I still vividly remember taking the Myers-Briggs Type Indicator when I was in a college leadership class. It gave language to my introversion and validated that I was not the only one whose energy was depleted by being in social situations. This knowledge not only gave me comfort; it also gave me the power to choose staff to complement me, pick aspects of work that kept me out of the spotlight and gave additional urgency to self-care and time alone. I shudder to think of the missteps I would have made without this self-understanding.

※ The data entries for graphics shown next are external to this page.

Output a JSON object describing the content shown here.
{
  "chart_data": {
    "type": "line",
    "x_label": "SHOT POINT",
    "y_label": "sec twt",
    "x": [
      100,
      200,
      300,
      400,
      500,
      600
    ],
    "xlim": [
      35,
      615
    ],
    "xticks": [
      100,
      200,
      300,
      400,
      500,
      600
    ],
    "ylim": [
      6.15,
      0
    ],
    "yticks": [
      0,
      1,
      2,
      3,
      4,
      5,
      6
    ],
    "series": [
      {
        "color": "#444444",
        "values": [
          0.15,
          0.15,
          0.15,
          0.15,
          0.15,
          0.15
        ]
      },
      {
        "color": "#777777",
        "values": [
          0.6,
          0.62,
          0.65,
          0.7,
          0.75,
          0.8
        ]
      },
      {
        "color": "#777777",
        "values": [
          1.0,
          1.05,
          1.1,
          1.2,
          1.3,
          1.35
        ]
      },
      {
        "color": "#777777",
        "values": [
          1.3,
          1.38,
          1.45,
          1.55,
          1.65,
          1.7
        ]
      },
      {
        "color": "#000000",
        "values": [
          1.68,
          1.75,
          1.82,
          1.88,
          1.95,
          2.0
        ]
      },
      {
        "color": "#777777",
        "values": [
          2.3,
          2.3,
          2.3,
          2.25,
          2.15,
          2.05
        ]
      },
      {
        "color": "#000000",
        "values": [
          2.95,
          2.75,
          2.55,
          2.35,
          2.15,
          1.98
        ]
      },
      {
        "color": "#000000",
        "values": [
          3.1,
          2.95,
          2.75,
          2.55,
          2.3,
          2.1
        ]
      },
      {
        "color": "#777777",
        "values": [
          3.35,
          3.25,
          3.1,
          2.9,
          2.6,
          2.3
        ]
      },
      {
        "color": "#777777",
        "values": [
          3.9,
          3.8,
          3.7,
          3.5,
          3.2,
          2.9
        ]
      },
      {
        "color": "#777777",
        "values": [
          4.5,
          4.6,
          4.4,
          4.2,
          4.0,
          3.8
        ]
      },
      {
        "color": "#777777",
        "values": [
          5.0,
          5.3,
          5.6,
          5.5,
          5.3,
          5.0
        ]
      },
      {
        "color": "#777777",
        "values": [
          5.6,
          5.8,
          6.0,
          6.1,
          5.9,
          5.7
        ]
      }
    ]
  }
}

Learning about yourself is a continual journey. Take advantage of reflection or assessments to reveal the nuances that help you articulate your authentic self.

4 comments

  1. How true!

    Your line – “It gave language to my introversion and validated that I was not the only one whose energy was depleted by being in social situations” – is exactly what I experienced during one of my courses with you. Validation is liberating and empowering. And it has brought me back to a truer me. A me that I had spent a lifetime trying to change in order to fit. And that’s the beautiful thing about these assessments – they open the door to a much better place to live within.

  2. So true!
    So many today have come to buy-into the idea that their personality is just the result of random social interactions mixed with some education. In reality each individual is fearfully & wonderfully made! Everyone has a unique mix of common traits, woven together with beautiful threads of social interactions which are carefully honed by a marvelous Creator to form the exact revelation of who that person is. The sooner we learn and appreciate our own uniqueness, the sooner we can take part in improving the quality of the world around us in ways that we each bring to the table set before us.